Expression for electric potential around an electric dipole in Cartesian coordinates I'm trying to find the equation of the electric potential of a electric dipole in Cartesian coordinates. 
The equation should take the form of something looks like this:
$$z = x\exp(-x^2-y^2)$$

Where x and y are Cartesian coordinates and $z$ is the electric potential, and $-\nabla z$ is the electric field (quivers in the plot). 
I know that equation is not true for dipole electric potential. It's just there to show how the plot of the real equation should look like.
 A: I take it that the object you want to model is a finite dipole, i.e. one with a nonzero separation $d$ between two finite charges $\pm q$.
The potential for this is trivial to construct out of its basic constituents: the configuration has two point charges a distance $d$ apart, which means that the electric potential will just be the sum of the potentials produced by each of the charges. Setting the inter-charge axis along the $z$ axis, the potential reads
$$
V(x,y,z) = \frac{q}{\sqrt{x^2+y^2 +(z-d/2)^2}} - \frac{q}{\sqrt{x^2+y^2 +(z+d/2)^2}}.
$$

Here it's worth remarking on just how different this is to the expression you wrote down, particularly as regards its decay at large distances from the origin, which is algebraic (specifically, $V(\mathbf r) \sim qd/r^2$ for $r\gg d$) instead of exponential.

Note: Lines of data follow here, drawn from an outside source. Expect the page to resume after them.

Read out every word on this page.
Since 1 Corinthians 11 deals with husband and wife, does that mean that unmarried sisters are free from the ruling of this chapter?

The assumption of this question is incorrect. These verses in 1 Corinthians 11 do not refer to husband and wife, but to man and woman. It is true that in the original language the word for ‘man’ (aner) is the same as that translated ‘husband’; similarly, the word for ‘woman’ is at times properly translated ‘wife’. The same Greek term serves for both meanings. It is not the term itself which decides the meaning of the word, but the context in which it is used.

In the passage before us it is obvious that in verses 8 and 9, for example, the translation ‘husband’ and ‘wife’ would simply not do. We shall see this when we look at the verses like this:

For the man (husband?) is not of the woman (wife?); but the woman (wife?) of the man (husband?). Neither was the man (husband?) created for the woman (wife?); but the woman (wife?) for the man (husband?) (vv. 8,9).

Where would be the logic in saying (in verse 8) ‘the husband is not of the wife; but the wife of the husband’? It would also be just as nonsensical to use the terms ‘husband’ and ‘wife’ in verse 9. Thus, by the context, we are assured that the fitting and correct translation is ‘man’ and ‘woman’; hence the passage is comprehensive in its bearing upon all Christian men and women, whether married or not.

Generally speaking, electrostatic potentials which decay exponentially as functions of $r$ are so uncommon that if you find such a potential and you don't know exactly what you're doing, you're basically guaranteed to be doing something wrong.
Now, I can't go as far as saying that the potential you wrote down is unphysical, because for every smooth electrostatic potential $V(\mathbf r)$ there is always a charge density $\rho(\mathbf r) := -\varepsilon_0 \nabla^2 V(\mathbf r)$ that induces it. However, it is important to call out some extremely unlikely features of the trial potential you've written down, which relate to the charge density which generates it (via the Laplacian). That charge density looks like this:

At first glance this looks reasonable, with two big lumps of opposite charge and some 'ringing' around them, but that appearance is deceptive:


*

*That 'ringing', i.e. the shallow regions of charge opposite to the central lumps at $r>1$, are much wider than the central lumps, and because of that, they have a significant fraction of the charge of central lumps themselves, but with opposite sign and at a larger distance from the origin (so they contribute more to the dipole moment).

*Moreover, because of that, the dipole moment of the charge distribution is zero.
(And, even worse, all the multipole moments of the charge distribution vanish. This is easy to see directly from the exponential decay of the potential: if any of the multipole moments were nonzero, it would induce an algebraic decay in the potential that's much slower than the exponential.)
I imagine none of these features are things that you initially contemplated. Unless you were actively seeking out a potential with all of these properties, an exponential decay in the potential is simply not appropriate.
A: If you want just a "D plot of the potential in the x-y plane which contains the changes then a simple way of getting a 3D representation and a contour plot is to use WolframAlpha.  
If you have equal magnitude positive and negative charges at $(-1,0)$ and $(+1,0)$ (with potentials inversally proportional to the distance from the charge) then the resulting potential (the algebraic sum of the potentials due to the individual charges) is of the form $$V(x,y) = \dfrac {-1}{\sqrt {(x-1)^2 + y^2}} + \dfrac {1}{\sqrt {(x+1)^2 + y^2}}$$
WolframAlpha input is z= -1/sqrt ((x-1)^2 + y^2) + 1/sqrt ((x+1)^2 + y^2) 
WolframAlpha you will produce the 3D representation with the potential in the z-direction and also a contour plot.  

Other applications will give you more control over the output.